Kann Unpünktlichkeit eine Form der Pünktlichkeit sein?

vom 28.03.2017, 05:15 Uhr

Ein Bekannter von mir erzählte neulich, wie er damals seine jetzige Ehefrau kennengelernt hätte So hätte er damals zum ersten Date über eine Stunde auf sie gewartet und hätte schon befürchtet, sie käme nicht. Allerdings kam sie dann doch noch. Es stellte sich dann für ihn im Laufe der Zeit heraus, dass seine Frau grundsätzlich etwa eine Stunde zu spät käme, sodass er sich in dieser Hinsicht angepasst hätte und mittlerweile auch eine Stunde später auftaucht, wenn er seine Frau treffen will.
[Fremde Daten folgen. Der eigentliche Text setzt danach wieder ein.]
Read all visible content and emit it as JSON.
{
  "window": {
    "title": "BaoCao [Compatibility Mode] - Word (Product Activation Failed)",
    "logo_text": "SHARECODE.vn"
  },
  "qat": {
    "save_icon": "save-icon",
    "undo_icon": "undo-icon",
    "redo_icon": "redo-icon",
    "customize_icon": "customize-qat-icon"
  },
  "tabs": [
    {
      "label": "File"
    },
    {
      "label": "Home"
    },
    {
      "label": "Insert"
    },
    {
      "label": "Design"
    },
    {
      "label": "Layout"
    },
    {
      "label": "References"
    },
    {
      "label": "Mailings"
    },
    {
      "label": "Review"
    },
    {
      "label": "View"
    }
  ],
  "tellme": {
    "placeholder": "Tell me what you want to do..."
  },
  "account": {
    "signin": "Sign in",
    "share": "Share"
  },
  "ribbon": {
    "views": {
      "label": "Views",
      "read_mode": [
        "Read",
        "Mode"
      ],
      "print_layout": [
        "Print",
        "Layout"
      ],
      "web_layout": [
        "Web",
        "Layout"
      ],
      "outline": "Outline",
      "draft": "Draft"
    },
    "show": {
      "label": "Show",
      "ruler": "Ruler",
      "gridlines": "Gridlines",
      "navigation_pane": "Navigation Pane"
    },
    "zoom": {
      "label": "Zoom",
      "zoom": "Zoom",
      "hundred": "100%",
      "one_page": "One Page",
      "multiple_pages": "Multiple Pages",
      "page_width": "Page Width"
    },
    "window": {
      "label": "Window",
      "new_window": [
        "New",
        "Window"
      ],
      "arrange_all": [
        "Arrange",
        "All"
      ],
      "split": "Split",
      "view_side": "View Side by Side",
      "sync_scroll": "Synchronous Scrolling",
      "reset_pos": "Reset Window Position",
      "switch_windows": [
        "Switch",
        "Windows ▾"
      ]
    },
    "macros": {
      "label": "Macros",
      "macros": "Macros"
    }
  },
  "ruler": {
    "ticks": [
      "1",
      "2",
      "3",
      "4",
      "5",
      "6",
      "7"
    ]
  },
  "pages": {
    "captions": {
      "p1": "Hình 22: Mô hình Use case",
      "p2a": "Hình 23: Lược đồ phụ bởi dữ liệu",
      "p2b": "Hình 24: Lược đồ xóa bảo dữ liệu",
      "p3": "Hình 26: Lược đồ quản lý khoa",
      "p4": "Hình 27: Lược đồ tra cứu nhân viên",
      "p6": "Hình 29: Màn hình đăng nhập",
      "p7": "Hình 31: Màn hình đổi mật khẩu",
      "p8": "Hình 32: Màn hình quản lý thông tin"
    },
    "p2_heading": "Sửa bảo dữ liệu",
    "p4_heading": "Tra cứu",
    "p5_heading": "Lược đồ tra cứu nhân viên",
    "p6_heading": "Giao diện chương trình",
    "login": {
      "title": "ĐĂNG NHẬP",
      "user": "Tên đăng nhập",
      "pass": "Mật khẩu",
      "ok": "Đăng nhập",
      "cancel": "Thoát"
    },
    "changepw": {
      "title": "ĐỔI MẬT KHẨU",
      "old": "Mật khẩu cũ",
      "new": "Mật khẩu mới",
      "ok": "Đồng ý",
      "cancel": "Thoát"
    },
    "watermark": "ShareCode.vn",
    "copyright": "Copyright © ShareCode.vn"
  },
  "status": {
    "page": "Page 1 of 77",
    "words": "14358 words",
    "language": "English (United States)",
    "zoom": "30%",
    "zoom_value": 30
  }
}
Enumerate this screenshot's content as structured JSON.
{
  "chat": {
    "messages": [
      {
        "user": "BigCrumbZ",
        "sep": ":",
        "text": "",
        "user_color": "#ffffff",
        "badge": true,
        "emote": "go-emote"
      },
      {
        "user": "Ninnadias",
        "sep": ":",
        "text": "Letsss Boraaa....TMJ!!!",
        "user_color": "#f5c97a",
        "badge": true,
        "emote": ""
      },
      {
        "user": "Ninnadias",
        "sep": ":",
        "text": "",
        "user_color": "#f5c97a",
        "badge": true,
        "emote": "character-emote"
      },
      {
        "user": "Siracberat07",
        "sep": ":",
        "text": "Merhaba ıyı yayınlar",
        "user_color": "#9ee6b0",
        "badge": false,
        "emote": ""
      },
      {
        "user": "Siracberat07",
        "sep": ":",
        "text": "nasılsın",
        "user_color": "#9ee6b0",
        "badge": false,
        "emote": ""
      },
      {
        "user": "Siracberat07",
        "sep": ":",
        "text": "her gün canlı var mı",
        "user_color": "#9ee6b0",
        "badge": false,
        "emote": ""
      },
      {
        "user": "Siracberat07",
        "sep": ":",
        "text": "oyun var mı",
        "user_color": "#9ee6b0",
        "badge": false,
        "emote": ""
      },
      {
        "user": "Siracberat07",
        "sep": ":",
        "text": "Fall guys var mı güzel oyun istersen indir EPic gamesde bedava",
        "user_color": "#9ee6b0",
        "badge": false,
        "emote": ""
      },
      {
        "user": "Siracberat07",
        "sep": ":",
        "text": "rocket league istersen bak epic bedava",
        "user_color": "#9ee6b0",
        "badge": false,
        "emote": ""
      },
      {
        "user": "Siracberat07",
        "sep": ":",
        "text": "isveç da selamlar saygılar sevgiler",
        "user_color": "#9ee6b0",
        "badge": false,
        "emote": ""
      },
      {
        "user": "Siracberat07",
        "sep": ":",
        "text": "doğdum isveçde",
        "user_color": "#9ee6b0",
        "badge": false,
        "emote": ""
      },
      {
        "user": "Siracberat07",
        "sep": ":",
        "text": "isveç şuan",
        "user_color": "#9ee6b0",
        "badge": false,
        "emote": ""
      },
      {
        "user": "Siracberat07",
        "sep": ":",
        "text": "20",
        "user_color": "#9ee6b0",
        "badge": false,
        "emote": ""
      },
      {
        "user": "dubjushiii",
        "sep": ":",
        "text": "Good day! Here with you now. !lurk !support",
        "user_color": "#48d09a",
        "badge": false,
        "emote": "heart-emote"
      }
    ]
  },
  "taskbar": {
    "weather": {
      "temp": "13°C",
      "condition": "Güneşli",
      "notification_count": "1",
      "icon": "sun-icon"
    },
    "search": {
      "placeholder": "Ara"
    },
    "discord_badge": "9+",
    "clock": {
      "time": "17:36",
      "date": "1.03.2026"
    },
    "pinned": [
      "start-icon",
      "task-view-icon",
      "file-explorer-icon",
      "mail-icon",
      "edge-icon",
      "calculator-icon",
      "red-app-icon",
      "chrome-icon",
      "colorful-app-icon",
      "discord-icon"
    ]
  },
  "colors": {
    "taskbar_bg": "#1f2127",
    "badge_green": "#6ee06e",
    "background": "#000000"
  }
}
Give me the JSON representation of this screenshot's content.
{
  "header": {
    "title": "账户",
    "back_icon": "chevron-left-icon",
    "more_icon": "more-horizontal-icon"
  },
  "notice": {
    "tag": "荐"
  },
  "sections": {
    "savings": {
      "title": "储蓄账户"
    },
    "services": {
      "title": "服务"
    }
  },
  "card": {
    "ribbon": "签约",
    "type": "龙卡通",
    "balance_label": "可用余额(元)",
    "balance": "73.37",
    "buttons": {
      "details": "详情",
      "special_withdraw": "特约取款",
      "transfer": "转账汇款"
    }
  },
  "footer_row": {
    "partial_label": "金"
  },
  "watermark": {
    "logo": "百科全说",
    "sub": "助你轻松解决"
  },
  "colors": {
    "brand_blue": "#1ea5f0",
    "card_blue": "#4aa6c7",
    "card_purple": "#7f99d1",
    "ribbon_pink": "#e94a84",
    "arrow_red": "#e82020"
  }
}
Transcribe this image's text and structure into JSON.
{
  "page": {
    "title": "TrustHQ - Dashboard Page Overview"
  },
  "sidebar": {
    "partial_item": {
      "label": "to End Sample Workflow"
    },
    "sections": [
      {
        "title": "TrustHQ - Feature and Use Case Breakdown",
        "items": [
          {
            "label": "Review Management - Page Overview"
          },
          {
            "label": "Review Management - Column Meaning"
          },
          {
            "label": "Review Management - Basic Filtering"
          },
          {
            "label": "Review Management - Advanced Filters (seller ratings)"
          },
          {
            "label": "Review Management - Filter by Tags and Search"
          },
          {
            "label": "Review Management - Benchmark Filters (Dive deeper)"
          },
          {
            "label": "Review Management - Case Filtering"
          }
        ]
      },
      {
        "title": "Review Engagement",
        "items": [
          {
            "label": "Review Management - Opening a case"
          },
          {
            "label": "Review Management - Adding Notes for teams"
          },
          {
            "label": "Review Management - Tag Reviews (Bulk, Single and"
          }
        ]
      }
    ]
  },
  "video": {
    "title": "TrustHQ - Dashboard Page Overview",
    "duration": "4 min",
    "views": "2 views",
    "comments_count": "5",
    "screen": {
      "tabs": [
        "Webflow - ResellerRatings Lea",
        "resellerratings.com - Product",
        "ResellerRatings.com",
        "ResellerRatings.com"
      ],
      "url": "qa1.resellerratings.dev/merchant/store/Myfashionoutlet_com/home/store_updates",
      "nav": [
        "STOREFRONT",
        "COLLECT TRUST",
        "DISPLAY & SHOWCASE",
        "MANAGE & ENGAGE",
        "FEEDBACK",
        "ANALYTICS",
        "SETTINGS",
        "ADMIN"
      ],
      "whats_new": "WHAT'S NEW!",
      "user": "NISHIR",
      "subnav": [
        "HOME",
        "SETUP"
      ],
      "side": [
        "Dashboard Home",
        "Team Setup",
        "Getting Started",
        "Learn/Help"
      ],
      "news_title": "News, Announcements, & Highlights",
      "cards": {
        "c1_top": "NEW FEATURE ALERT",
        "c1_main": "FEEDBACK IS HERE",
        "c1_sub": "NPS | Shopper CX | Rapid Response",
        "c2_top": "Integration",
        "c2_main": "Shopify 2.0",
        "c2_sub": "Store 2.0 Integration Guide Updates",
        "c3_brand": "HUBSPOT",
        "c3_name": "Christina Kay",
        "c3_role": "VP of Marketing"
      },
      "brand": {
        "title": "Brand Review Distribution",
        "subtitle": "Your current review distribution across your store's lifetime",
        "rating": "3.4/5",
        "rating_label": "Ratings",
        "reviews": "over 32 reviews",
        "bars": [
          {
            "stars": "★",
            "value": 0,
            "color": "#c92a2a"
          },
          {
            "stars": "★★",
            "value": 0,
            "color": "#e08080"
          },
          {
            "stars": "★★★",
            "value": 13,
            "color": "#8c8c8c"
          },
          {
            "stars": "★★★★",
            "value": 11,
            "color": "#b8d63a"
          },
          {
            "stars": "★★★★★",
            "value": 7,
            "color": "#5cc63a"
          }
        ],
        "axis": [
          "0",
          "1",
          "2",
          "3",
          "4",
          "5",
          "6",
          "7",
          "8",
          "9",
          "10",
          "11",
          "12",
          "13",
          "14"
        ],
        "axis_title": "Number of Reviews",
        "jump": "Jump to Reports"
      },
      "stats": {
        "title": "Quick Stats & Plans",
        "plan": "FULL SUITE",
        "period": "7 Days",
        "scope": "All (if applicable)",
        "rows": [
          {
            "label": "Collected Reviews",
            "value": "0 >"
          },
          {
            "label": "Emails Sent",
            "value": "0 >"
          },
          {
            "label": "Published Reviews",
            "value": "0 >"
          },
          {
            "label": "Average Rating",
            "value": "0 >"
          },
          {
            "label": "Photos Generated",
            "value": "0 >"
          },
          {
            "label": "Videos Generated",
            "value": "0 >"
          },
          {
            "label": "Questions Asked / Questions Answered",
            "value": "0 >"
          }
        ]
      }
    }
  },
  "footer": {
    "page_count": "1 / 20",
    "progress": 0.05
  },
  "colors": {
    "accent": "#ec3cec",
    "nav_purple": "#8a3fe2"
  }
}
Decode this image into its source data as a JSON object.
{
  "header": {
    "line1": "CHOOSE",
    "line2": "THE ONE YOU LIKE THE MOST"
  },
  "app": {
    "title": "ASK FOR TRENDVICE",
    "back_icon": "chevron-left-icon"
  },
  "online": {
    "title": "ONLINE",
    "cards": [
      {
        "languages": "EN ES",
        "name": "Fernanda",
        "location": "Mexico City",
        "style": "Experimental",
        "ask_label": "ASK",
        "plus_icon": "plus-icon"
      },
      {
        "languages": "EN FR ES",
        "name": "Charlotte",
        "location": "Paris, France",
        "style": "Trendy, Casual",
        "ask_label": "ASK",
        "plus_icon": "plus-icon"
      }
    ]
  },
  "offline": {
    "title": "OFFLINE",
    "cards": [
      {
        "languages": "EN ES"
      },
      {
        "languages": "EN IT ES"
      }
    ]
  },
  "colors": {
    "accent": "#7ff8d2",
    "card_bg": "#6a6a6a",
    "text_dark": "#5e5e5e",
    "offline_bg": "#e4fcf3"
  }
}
Ist es in euren Augen auch Pünktlichkeit, wenn man praktisch verlässlich immer zu spät kommt und man aus Gewohnheit abschätzen kann, wann die Person in etwa auftauchen wird? Seine Frau scheint ja immer genau eine Stunde zu spät zu kommen, einige Akademiker, die ich kenne, orientieren sich immer am akademischen Viertel bei Verabredungen. Wird Unpünktlichkeit für euch unter Umständen zu Pünktlichkeit? Oder eher gar nicht?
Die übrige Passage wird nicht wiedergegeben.